La transition devient non seulement une stratégie et une fin en soi, mais aussi une conception du pouvoir et une alternative pour y accéder. Elle n’est pas seulement un moment et une circonstance politiques exceptionnels, mais aussi une opportunité, une doctrine politique exceptionnelle qui a son postulat, ses partisans, ses concepts, sa méthode, son mode de raisonnement, sa stratégie de mise en oeuvre. Ses adeptes utilisent la manipulation, le mensonge et la démagogie comme outils de travail.
Au-delà des révélations sensationnelles et stratégiques, des dénonciations calomnieuses et sélectives, des accusations fantaisistes et diffamatoires et des stigmatisations malhonnêtes et méchantes, qui ne sont, d’ailleurs, qu’une forme indécente d’expression des luttes de pouvoirs, la transition demeure la cause principale de l’instabilité politique et du blocage du processus démocratique en Haïti.
La transition devient de plus en plus indispensable au fonctionnement des partis politiques et de la société civile, voire à leur existence. Elle est pour eux une zone de confort, un paradis qui les libère des sacrifices et de l’ incertitude des élections, de la rigueur de la loi et des règles du jeu démocratique.

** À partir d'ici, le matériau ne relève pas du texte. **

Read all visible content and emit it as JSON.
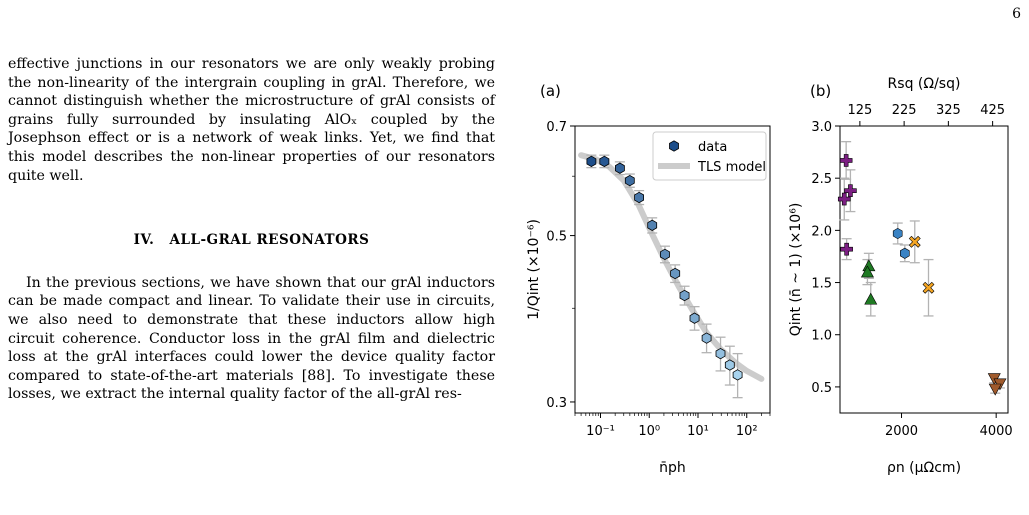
{
  "page": {
    "number": "6",
    "p1_text": "effective junctions in our resonators we are only weakly probing the non-linearity of the intergrain coupling in grAl. Therefore, we cannot distinguish whether the microstructure of grAl consists of grains fully surrounded by insulating AlOₓ coupled by the Josephson effect or is a network of weak links. Yet, we find that this model describes the non-linear properties of our resonators quite well.",
    "section_number": "IV.",
    "section_title": "ALL-GRAL RESONATORS",
    "p2_text": "In the previous sections, we have shown that our grAl inductors can be made compact and linear. To validate their use in circuits, we also need to demonstrate that these inductors allow high circuit coherence. Conductor loss in the grAl film and dielectric loss at the grAl interfaces could lower the device quality factor compared to state-of-the-art materials [88]. To investigate these losses, we extract the internal quality factor of the all-grAl res-"
  },
  "colors": {
    "marker_light": "#a8d3ee",
    "marker_dark": "#1d4e8a",
    "tls_model": "#cccccc",
    "errorbar": "#b3b3b3",
    "purple": "#7b1f82",
    "green": "#1f7a23",
    "orange": "#f5a623",
    "blue_hex": "#3a83c4",
    "brown": "#a05a2c"
  },
  "chart_data": [
    {
      "panel_label": "(a)",
      "type": "scatter",
      "xscale": "log",
      "xlim": [
        0.03,
        300
      ],
      "ylim": [
        0.29,
        0.7
      ],
      "xlabel": "n̄ph",
      "ylabel": "1/Qint (×10⁻⁶)",
      "xticks": [
        0.1,
        1,
        10,
        100
      ],
      "xtick_labels": [
        "10⁻¹",
        "10⁰",
        "10¹",
        "10²"
      ],
      "yticks": [
        0.3,
        0.5,
        0.7
      ],
      "ytick_labels": [
        "0.3",
        "0.5",
        "0.7"
      ],
      "legend": [
        "data",
        "TLS model"
      ],
      "legend_position": "top-right",
      "series": [
        {
          "name": "data",
          "marker": "hexagon",
          "x": [
            0.065,
            0.12,
            0.25,
            0.4,
            0.62,
            1.15,
            2.1,
            3.4,
            5.3,
            8.5,
            15,
            29,
            45,
            65
          ],
          "y": [
            0.628,
            0.628,
            0.615,
            0.592,
            0.562,
            0.516,
            0.472,
            0.445,
            0.416,
            0.388,
            0.365,
            0.348,
            0.336,
            0.326
          ],
          "err": [
            0.012,
            0.012,
            0.012,
            0.012,
            0.012,
            0.012,
            0.012,
            0.012,
            0.012,
            0.014,
            0.016,
            0.018,
            0.02,
            0.022
          ]
        },
        {
          "name": "TLS model",
          "type": "line",
          "x": [
            0.04,
            0.08,
            0.15,
            0.3,
            0.6,
            1,
            2,
            4,
            8,
            15,
            30,
            60,
            100,
            200
          ],
          "y": [
            0.64,
            0.632,
            0.618,
            0.592,
            0.55,
            0.512,
            0.466,
            0.428,
            0.396,
            0.371,
            0.352,
            0.338,
            0.33,
            0.322
          ]
        }
      ]
    },
    {
      "panel_label": "(b)",
      "type": "scatter",
      "xlim": [
        700,
        4250
      ],
      "ylim": [
        0.25,
        3.0
      ],
      "xlabel": "ρn (µΩcm)",
      "ylabel": "Qint (n̄ ~ 1) (×10⁶)",
      "top_xlabel": "Rsq (Ω/sq)",
      "xticks": [
        2000,
        4000
      ],
      "xtick_labels": [
        "2000",
        "4000"
      ],
      "yticks": [
        0.5,
        1.0,
        1.5,
        2.0,
        2.5,
        3.0
      ],
      "ytick_labels": [
        "0.5",
        "1.0",
        "1.5",
        "2.0",
        "2.5",
        "3.0"
      ],
      "top_xticks": [
        125,
        225,
        325,
        425
      ],
      "top_xtick_labels": [
        "125",
        "225",
        "325",
        "425"
      ],
      "top_xtick_positions": [
        1120,
        2055,
        2990,
        3925
      ],
      "series": [
        {
          "group": "purple",
          "marker": "plus",
          "points": [
            {
              "x": 830,
              "y": 2.67,
              "err": 0.18
            },
            {
              "x": 920,
              "y": 2.38,
              "err": 0.2
            },
            {
              "x": 790,
              "y": 2.3,
              "err": 0.2
            },
            {
              "x": 840,
              "y": 1.82,
              "err": 0.1
            }
          ]
        },
        {
          "group": "green",
          "marker": "triangle-up",
          "points": [
            {
              "x": 1310,
              "y": 1.66,
              "err": 0.12
            },
            {
              "x": 1280,
              "y": 1.6,
              "err": 0.12
            },
            {
              "x": 1350,
              "y": 1.34,
              "err": 0.16
            }
          ]
        },
        {
          "group": "blue",
          "marker": "hexagon",
          "points": [
            {
              "x": 1920,
              "y": 1.97,
              "err": 0.1
            },
            {
              "x": 2070,
              "y": 1.78,
              "err": 0.08
            }
          ]
        },
        {
          "group": "orange",
          "marker": "x",
          "points": [
            {
              "x": 2280,
              "y": 1.89,
              "err": 0.2
            },
            {
              "x": 2570,
              "y": 1.45,
              "err": 0.27
            }
          ]
        },
        {
          "group": "brown",
          "marker": "triangle-down",
          "points": [
            {
              "x": 3960,
              "y": 0.58,
              "err": 0.04
            },
            {
              "x": 4080,
              "y": 0.53,
              "err": 0.04
            },
            {
              "x": 3980,
              "y": 0.48,
              "err": 0.04
            }
          ]
        }
      ]
    }
  ]
}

Si l’ on tient compte des objectifs avoués de la transition et des prétendues motivations qui ont justifié la conception et la mise sur pied du CPT, ce dernier partira mais la transition ne prendra pas fin tant que chaque secteur, chaque parti politique, chaque acteur politique puissant qui se croit plus légitime que les autres n’accède au pouvoir.
Voilà comment des acteurs politiques expérimentés, qui s’autoproclament patriotes nationalistes et démocrates convaincus conçoivent le pouvoir en Haïti. Cette triste et déconcertante réalité constitue une crise dans la crise et doit être abordée avec le sens du sérieux. C’ est plus qu’ une crise société. C’ est un drame national!
La communauté internationale peut commencer, déjà, à préparer la prochaine transition que connaîtra le pays, non seulement à l’ issue du mandat du CPT le 7 février 2026 mais encore après l’organisation des prochaines élections et la passation du pouvoir à un Président élu. L’arme infernale dont les protagonistes de la crise actuelle disposent pour garantir la stabilité de la transition est évidemment la constitution de 1987 amendée.
Enfin, je voudrais souligner que la passation du pouvoir à un gouvernement élu le 7 février 2026 n’est pas gage de stabilité. Dans cette perspective, il faut absolument relancer le débat autour de la question constitutionnelle, si l’ on veut définitivement mettre fin à cette transition qui n’ en finit pas, pour reprendre les termes utilisés par Raymond Dumas pour parler de l’instabilité politique en Haïti.